Drivers often imagine cyclists as unaware creatures drifting dreamily in the middle of the road. The truth is the opposite. A person on a bicycle hears everything: the bus growling two lanes away, the motorcycle weaving through gaps, the car approaching from behind. Without the insulation of glass and AC, cyclists live inside the real sound of the city.
When you blast your horn at a rider:
You do not inform them—you shock them.
You do not guide them—you may cause them to swerve.
You do not make the road safer—you increase the chance of an accident.
The bicycle in front of you cannot evaporate. There is no magic button that turns a human being into smoke. If the road has no shoulder and no bike lane, that rider has as much legal right to be there as your shiny SUV.
In Bangladesh we have quietly accepted a myth: that honking is a form of driving skill. Bus helpers treat the horn like a second accelerator. Microbus drivers announce their importance with long angry blasts. Even on empty village roads, a single car will honk at a lone pedestrian as if silence were illegal.

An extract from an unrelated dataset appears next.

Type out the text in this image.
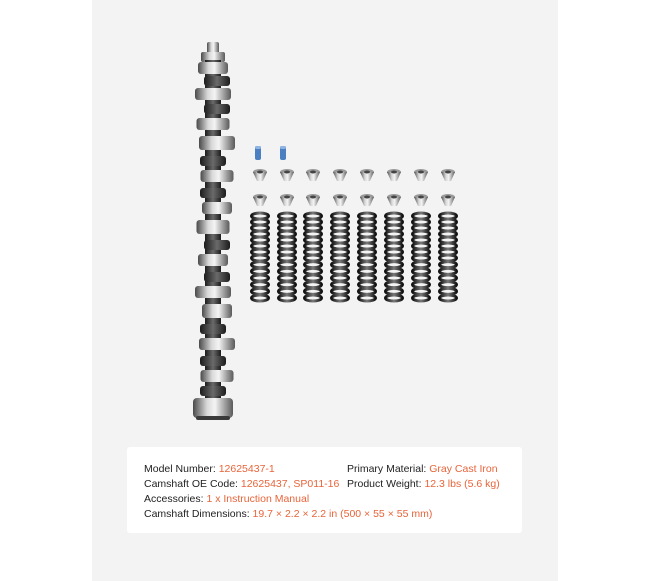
Model Number: 12625437-1	Primary Material: Gray Cast Iron
Camshaft OE Code: 12625437, SP011-16 Product Weight: 12.3 lbs (5.6 kg)
Accessories: 1 x Instruction Manual
Camshaft Dimensions: 19.7 × 2.2 × 2.2 in (500 × 55 × 55 mm)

This culture teaches children that the loudest person owns the street. It teaches new drivers that aggression equals efficiency. Yet study after study shows that heavy honking does not reduce travel time in congested cities. What it does increase is:
Blood pressure
Hearing problems
Anxiety and fatigue
Road rage and confrontations
We are slowly poisoning our own ears and tempers for the illusion of speed.
Imagine you are behind a cyclist, the rider is moving at 15 km/h and you need perhaps forty or fifty seconds before a safe gap appears to pass. Those seconds feel long only because the horn has trained us to hate waiting.
But ask yourself honestly:
Will those 48 seconds destroy your day?
Will they make you lose your job?
Or will you regain them at the next empty stretch where you will anyway exceed the speed limit?
Patience is not weakness on the road; it is professionalism.
When everyone honks for everything, the horn loses its meaning. Real warnings drown in a sea of fake alarms. Just stand at any intersection: a constant “honkeridoodlebeep” where nobody reacts to anything. The one driver who actually needs to warn of a brake failure or a child running across the street becomes just another note in the noise orchestra.
A tool meant for life-saving becomes background music.
Bangladesh is changing. More people are cycling to work, more children walk to school, more families use public transport. If we want modern cities, we need modern road manners.
Drivers can begin with small acts:
Use the horn only when there is genuine danger.
Slow down behind cyclists instead of bullying them.
Remember that every rickshaw puller and biker is someone’s father, sister, or son.
Treat silence as a sign of confidence, not weakness.
Cyclists and pedestrians are not obstacles; they are citizens using the same public road you are. The measure of a developed transport system is not how loudly it shouts, but how calmly it moves.
More than a hundred years ago, the horn was invented to protect life. In Bangladesh today it often does the opposite. We have turned a safety instrument into a megaphone for frustration.
The next time your hand reaches for that button, pause for one breath. Ask:
Is there real danger?
Or am I just angry at the traffic I am also part of?
If the answer is the second, let the moment pass in silence. That small decision—repeated by thousands of drivers every day—could make our cities a little gentler, our ears a little healthier, and our roads a lot safer.
Honking will not move the jam.
It will not widen the bridge.
It will not push the rainwater off the streets.
What will help is patience, respect, and remembering that the road is a shared human space—not a battlefield of horns.